Birmingham Organists' Association
Published by John Stormont in IAO · 17 August 2011

For many years the Ulster Society have pressed the IAO to hold its annual Congress in Belfast, but reservations about ‘the troubles’ caused us to look elsewhere.   With the encouragement of Alan Thurlow, our President and the enthusiasm of this year’s Congress organiser, James Little, we finally made our way there.  Any concern about ‘troubles’ was instantly dismissed through the warm welcome given to us at all the events and venues.   Perhaps because it was the first visit for many of us, we were shown as much as could possibly be fitted in to a 5 day programme.  It was certainly no rest cure!

Bare statistics tell the story:  135 delegates resident in the 4 star Europa Hotel in the centre of Belfast plus 36 non-resident day delegates, 17 venues including 4 ‘tourist’ visits and 9 Cathedrals, 14 organs with 79 pieces of organ music presented by 16 players.  Transport by 3 luxury coaches to visit Stormont (no, not me!), Hillsborough, Armagh including the Palace Demesne, Londonderry, the Giant’s Causeway, and a full day in Dublin.

It would take up too much space to give a full report on the whole of Congress, so I’m going to mention some overall impressions and those events which particularly remain in my memory.  In  Belfast itself, like many cities there are lots of contrasts.  In the centre, wide thoroughfares and splendid civic buildings.  The Cathedrals and churches we visited were in very good order, and likewise the organs.  

Refreshing my memory from the excellent Congress Souvenir handbook the following come to mind:
· the magnificence of Stormont (of course!)
· Nigel McClintock’s opening recital for Congress at the stunning St Peter’s RC Cathedral   (see pictures in Organists’ Review)
· the Brereton Recital given by Colm Carey on the fine Mulholland organ in the Ulster Hall that raised over £1000 for the Brereton Fund
·  a guided tour of Belfast City Hall including a stunning short concert by the young singers of Schola Cantorum directed by Nigel McClintock
·  Stephen Hamill’s entertaining and varied recital at St Anne’s Cathedral on the fine Harrison & Harrison organ, including Stephen’s own arrangement of The Elephant from Saint-Saens’ Carnival of the Animals – only playable if you have a 32ft reed!
All of this just on the first two days.

Friday commenced with perhaps one of the best Masterclasses I’ve ever attended, with Colm Carey instructing Thomas Allery and Benedict Todd.  Professor Desmond Hunter demonstrated the playing of early English keyboard music using the two organs in the attractively located Hillsborough Parish Church (George Pike England chamber organ 1795, and West End Snetzler 1773).  After a visit for lunch at the Demesne Palace, Armagh, (the Lady Mayoress waving us off when we left), we went to the lofty and resonant St Patrick’s R.C. Cathedral for a young Organists’ Composite recital given by Gerard Downey, Donal McCann and Paul Mullen.  Donal McCann’s (age 12!) playing of Howells’ Psalm Prelude Set1, No.1 was an astonishingly mature interpretation.  A short coach ride took us to the other St Patrick’s Cathedral in Armagh (Church of Ireland) for a recital by David Adams.  Memorable, for me, was the Prelude & Fugue sur le nom d’Alain by Durufle.

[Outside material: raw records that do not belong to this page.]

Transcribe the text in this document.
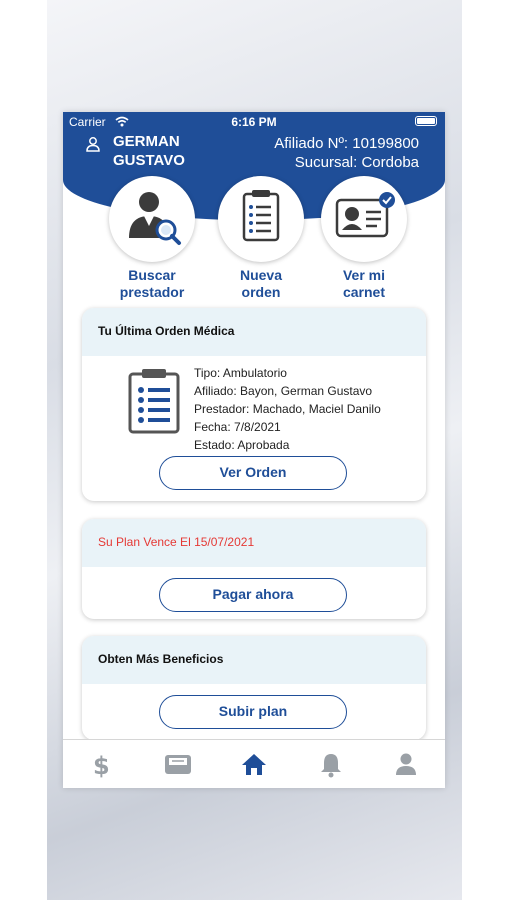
Carrier	6:16 PM
GERMAN
GUSTAVO
Afiliado Nº: 10199800
Sucursal: Cordoba
Buscar
prestador
Nueva
orden
Ver mi
carnet
Tu Última Orden Médica
Tipo: Ambulatorio
Afiliado: Bayon, German Gustavo
Prestador: Machado, Maciel Danilo
Fecha: 7/8/2021
Estado: Aprobada
Ver Orden
Su Plan Vence El 15/07/2021
Pagar ahora
Obten Más Beneficios
Subir plan
$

On Saturday we went to Londonderry for an organ recital by Ian Mills at St Columba’s Cathedral.  In a dead acoustic, the programme was rather uninspiring.  We were supposed to have visited the Guildhall, but overrunning building works prevented this and we went instead to Christ Church where Professor Desmond Hunter, who had to completely revise his programme, played the very attractive 3 manual Wells-Kenned partnership organ.  In the stupendously sunny afternoon the coaches took us to visit the Giant’s Causeway, a World Heritage Site.

On Sunday the coaches took us to Dublin.  Morning Sung Eucharist, directed by Stuart Nicholson, recently moved from the sub-organist post at Birmingham St Phillip’s Cathedral. Their singing of the Widor Two-Organ Mass was another highlight for me.  Lunch was provided at Jurys Inn hotel.  For the afternoon session we visited Dublin’s two other Cathedrals; St Mary’s Pro-Cathedral for a recital by Professor Regard Gillen, and then Christ Church Cathedral for a recital by Peter Barley, this latter one ending with the rather challenging Carl Nielsen’s Commotio.  Not my cup of tea if I’m honest, and not helped by the Cathedral being open to the public – tourists with bleeping digital cameras – and extraneous noise from a near-by street market.

There’s much I haven’t mentioned, not because I didn’t enjoy it, but because I’m just picking out highlights. Overall impressions?  A crammed full Congress.  Lots of music, inevitably most that you like, others, less so. But meeting old friends and making new ones, good company, new experiences.  This is what Congress is all about.  The programme for next year’s Congress when we’re going to be based in Cheltenham already looks exciting.  I’ll be there.  If you haven’t come before, why not give it a try?